O Agronegócio e seus Desafios Recentes
O cenário atual do agronegócio brasileiro é marcado por incertezas e desafios crescentes. José Roberto Mendonça de Barros, sócio da consultoria MB Associados, expressa a preocupação do setor: “É tudo o que o agronegócio não precisava neste momento”. A escalada de tensões internacionais, especialmente entre os EUA e Israel contra o Irã, pode agravar ainda mais a situação de um setor que já enfrenta dificuldades significativas.
Nos últimos anos, o agronegócio, especialmente os elos vinculados à produção de grãos, tem enfrentado reveses consecutivos. O aumento nos custos de produção e as supersafras, que resultaram em lucros reduzidos, contribuíram para um aumento alarmante nas recuperações judiciais. A guerra no Irã, que impacta tanto os combustíveis quanto os fertilizantes, tem o potencial de complicar ainda mais a vida de produtores que já estão enfrentando dificuldades financeiras.
O Papel do Agronegócio na Economia Brasileira
Durante a pandemia, o agronegócio se destacou como o pilar que sustentou o PIB brasileiro.

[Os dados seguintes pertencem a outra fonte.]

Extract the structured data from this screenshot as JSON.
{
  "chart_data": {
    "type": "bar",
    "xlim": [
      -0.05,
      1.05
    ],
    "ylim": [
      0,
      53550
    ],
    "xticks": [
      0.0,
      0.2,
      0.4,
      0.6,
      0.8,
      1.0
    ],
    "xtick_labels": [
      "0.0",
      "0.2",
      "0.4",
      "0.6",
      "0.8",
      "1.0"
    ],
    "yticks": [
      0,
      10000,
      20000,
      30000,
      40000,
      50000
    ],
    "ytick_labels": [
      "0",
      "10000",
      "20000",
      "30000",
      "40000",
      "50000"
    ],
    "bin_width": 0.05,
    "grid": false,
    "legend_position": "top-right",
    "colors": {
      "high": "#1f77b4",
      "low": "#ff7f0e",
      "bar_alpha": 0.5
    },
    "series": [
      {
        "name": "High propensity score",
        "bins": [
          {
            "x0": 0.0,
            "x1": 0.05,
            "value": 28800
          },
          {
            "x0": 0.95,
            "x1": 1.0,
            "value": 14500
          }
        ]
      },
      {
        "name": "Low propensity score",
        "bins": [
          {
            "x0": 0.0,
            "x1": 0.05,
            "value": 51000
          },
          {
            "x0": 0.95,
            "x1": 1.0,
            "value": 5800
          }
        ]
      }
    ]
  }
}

No início da década, o setor parecia estar em uma trajetória de crescimento contínuo. Um estudo do Centro de Estudos Avançados em Economia Aplicada (Cepea) da Esalq/USP indicou um aumento impressionante de 24,3% na produção em 2020 em comparação ao ano anterior.
Com a combinação de um câmbio favorável, a adoção de novas tecnologias e o acesso facilitado a créditos, as expectativa era de que o agronegócio continuasse a prosperar. A criação da Nova Lei do Agro, em 2020, por exemplo, visava diversificar as fontes de financiamento do setor, permitindo a criação dos Fundos de Investimento nas Cadeias Produtivas Agroindustriais (Fiagros) e impulsionando os Certificados de Recebíveis do Agronegócio (CRAs).
Impactos da Guerra e Crises de Produção
No entanto, o cenário mudou com o início da guerra entre Rússia e Ucrânia, em 2022, que teve um efeito devastador sobre os preços dos insumos agrícolas. O custo do cloreto de potássio, um fertilizante utilizado em diversas culturas, disparou de US$ 250 para US$ 1 mil a tonelada. Embora os preços dos fertilizantes tenham recuado entre 25% e 30% no ano seguinte, a velocidade com que o preço da produção caiu foi ainda maior, em parte devido às safras recordes dos EUA e da Argentina.
Além das oscilações de preço, as chuvas intensas no Rio Grande do Sul causaram perdas significativas nas colheitas, deixando os agricultores com dívidas e juros elevados. A disparidade entre as taxas de juros dos créditos também é alarmante. Enquanto o Pronampe (Plano Safra para médios produtores) oferece juros de cerca de 10% ao ano, os CRAs de médias e grandes empresas estão atrelados ao CDI, que atualmente está em 14,65%, mais um percentual que pode variar entre 5% e 10%.
A Recuperação Judicial e Seus Efeitos no Setor
As dificuldades financeiras têm levado a uma explosão no número de solicitações de recuperação judicial. Em 2025, quase 2 mil pedidos foram registrados, marcando um aumento de 56,4% em relação ao ano anterior. Essa escalada aponta para um agravamento da crise no setor agrícola, onde as distribuidoras também enfrentam dificuldades severas, superando até mesmo a situação dos próprios produtores.
Um exemplo claro disso é a Agro Galaxy, que pediu recuperação judicial devido a dívidas que somam R$ 4,6 bilhões. A pressão sobre o setor é intensa, e especialistas observam que a economia, já sobrecarregada por juros altos, tem um efeito cascata sobre o agronegócio, que, por sua natureza, é extremamente sensível ao crédito.
Perspectivas Futuras e Desafios Persistentes
Os desafios não devem diminuir tão cedo. A guerra no Irã adiciona uma nova camada de complexidade à já crítica situação do agronegócio brasileiro. A expectativa é que os custos, especialmente com fertilizantes e energia, continuem subindo. A região do Oriente Médio, responsável por uma parte significativa da produção de fertilizantes, também enfrenta dificuldades que podem afetar a oferta e os preços no Brasil.
Especialistas alertam que a falta de visibilidade sobre o fim do conflito e a permanência de preços elevados geram incertezas para os produtores. A situação é crítica, e se a guerra não encontrar uma resolução, é provável que os custos aumentem ainda mais, impactando diretamente a próxima safra.
O agronegócio, que já demonstrou sua resiliência, agora se vê em uma encruzilhada. A necessidade de políticas que garantam não apenas o abastecimento, mas também a estabilidade dos preços, se torna cada vez mais urgente. A cautela é a palavra de ordem, e o setor aguarda por sinais que possam indicar um caminho mais claro e menos turbulento à frente.